Set a realistic timeline
Defining out the initial taxonomy depends on the complexity of your organization. A core definition of critical information assets can be created in 6-18 weeks. Note: a lot of information that you need has already been created by managers in different teams. Usually, this information will be stored in spreadsheets. Be efficient; a lot of mapping doesn’t have to be taxonomy creation as much as alignment. Dedication to taxonomy creation, and moving on to implementation, is a long-term project. In addition to the stakeholder interviews, see if your organization has a taxonomy or data management team already in place to support your efforts.
What Next?
Applying a unified taxonomy across a marketing ecosystem is the first key step to helping your organization create and optimize its data. Done consistently, this data will drive improved customer experience and social media, paid search and content marketing (any form of digital marketing really), create operational efficiencies and allow you to analyze how your business is performing with confidence.
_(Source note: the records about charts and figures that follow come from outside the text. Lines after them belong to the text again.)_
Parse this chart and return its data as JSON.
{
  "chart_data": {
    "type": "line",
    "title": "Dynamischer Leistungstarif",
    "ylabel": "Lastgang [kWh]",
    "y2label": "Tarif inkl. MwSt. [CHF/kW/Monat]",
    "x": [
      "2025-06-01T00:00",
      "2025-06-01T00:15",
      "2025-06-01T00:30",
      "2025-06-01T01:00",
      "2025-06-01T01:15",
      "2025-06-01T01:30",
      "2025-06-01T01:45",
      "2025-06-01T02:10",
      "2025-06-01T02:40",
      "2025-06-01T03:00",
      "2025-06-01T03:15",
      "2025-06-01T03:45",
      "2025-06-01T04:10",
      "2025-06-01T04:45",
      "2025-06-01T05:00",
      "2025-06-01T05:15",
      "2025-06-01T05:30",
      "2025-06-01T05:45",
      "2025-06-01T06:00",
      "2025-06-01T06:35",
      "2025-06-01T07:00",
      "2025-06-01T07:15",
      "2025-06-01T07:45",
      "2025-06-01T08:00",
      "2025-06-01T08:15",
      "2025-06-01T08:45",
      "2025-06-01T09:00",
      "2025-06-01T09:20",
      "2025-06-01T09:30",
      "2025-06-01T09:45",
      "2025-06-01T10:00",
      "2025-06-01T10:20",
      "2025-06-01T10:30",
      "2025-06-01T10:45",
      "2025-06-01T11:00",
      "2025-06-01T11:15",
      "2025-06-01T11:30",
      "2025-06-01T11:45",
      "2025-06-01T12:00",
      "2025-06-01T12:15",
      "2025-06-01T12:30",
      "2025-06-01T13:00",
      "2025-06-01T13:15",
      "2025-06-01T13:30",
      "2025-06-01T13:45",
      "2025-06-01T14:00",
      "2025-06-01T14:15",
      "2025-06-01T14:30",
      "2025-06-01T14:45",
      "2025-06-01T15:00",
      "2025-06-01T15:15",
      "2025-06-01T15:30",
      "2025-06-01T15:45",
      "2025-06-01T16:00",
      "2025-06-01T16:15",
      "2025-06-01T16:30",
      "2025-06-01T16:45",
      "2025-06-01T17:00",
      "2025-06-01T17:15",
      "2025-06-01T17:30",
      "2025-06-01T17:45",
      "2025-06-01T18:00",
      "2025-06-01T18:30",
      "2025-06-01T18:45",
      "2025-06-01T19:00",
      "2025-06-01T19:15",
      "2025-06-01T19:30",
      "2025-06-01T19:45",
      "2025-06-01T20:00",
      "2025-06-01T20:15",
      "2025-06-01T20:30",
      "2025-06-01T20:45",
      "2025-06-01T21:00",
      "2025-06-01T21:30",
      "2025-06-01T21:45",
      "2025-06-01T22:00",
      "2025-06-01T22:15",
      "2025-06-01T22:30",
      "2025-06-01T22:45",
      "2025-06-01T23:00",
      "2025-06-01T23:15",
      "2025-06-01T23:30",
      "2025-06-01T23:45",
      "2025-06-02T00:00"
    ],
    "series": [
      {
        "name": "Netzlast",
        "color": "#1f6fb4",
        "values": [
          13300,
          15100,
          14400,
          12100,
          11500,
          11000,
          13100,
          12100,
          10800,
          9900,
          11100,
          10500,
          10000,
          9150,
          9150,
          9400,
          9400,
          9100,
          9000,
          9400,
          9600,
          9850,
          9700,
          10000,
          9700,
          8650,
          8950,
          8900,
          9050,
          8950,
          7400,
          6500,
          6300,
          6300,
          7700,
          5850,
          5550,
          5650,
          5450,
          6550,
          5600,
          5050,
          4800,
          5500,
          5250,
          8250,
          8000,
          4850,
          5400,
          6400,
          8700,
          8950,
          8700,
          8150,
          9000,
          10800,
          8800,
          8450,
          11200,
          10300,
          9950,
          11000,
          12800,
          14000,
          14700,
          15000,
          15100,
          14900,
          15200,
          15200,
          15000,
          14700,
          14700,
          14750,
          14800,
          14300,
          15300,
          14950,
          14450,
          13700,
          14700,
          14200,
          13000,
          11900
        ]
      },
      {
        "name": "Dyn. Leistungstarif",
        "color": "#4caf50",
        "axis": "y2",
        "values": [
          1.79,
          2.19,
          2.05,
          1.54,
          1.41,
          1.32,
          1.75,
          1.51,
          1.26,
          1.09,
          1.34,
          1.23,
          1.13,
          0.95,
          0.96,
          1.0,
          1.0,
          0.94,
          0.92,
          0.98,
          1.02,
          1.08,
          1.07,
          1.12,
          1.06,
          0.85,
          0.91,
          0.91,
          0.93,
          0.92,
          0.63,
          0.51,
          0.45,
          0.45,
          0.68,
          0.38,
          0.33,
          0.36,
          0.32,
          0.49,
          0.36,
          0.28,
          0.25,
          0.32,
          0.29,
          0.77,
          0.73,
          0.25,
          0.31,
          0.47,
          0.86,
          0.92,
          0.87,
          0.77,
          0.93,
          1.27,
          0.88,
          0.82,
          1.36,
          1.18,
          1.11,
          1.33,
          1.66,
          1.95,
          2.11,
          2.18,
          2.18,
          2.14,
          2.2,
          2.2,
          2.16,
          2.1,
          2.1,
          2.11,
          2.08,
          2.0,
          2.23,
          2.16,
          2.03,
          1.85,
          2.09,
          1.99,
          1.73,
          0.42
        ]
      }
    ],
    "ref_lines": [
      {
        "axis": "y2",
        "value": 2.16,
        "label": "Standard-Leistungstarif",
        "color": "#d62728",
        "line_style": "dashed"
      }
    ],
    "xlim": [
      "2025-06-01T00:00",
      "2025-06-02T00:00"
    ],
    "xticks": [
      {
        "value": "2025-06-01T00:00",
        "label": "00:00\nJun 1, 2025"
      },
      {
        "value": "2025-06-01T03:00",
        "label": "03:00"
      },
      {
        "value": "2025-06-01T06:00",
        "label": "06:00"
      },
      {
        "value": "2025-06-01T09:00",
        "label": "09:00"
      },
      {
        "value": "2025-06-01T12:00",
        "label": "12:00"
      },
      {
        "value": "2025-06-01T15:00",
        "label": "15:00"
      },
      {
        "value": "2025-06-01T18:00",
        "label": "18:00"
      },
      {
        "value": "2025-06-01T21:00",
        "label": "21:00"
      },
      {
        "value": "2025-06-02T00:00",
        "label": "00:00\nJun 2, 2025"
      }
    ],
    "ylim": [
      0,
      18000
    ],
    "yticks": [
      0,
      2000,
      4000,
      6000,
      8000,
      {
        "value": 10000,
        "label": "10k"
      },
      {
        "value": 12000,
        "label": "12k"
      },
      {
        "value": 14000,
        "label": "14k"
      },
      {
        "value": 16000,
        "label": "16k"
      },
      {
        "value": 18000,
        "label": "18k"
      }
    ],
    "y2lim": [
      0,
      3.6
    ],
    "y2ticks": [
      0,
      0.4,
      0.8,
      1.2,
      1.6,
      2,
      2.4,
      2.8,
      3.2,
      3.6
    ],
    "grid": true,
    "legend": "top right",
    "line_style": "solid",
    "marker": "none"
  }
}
While taxonomy specialists and data science teams may create a unified taxonomy, and teams from each line of your business may try their best to adhere to it, ensuring that everything is defined and validated correctly is extremely difficult. This is especially true for many enterprise companies where hundreds of people contribute to and create campaigns to promote content.
As you create your unified taxonomy, make sure you ask yourself this next essential question: how will I make this taxonomy accessible to business users and drive the data quality you’re hoping to achieve?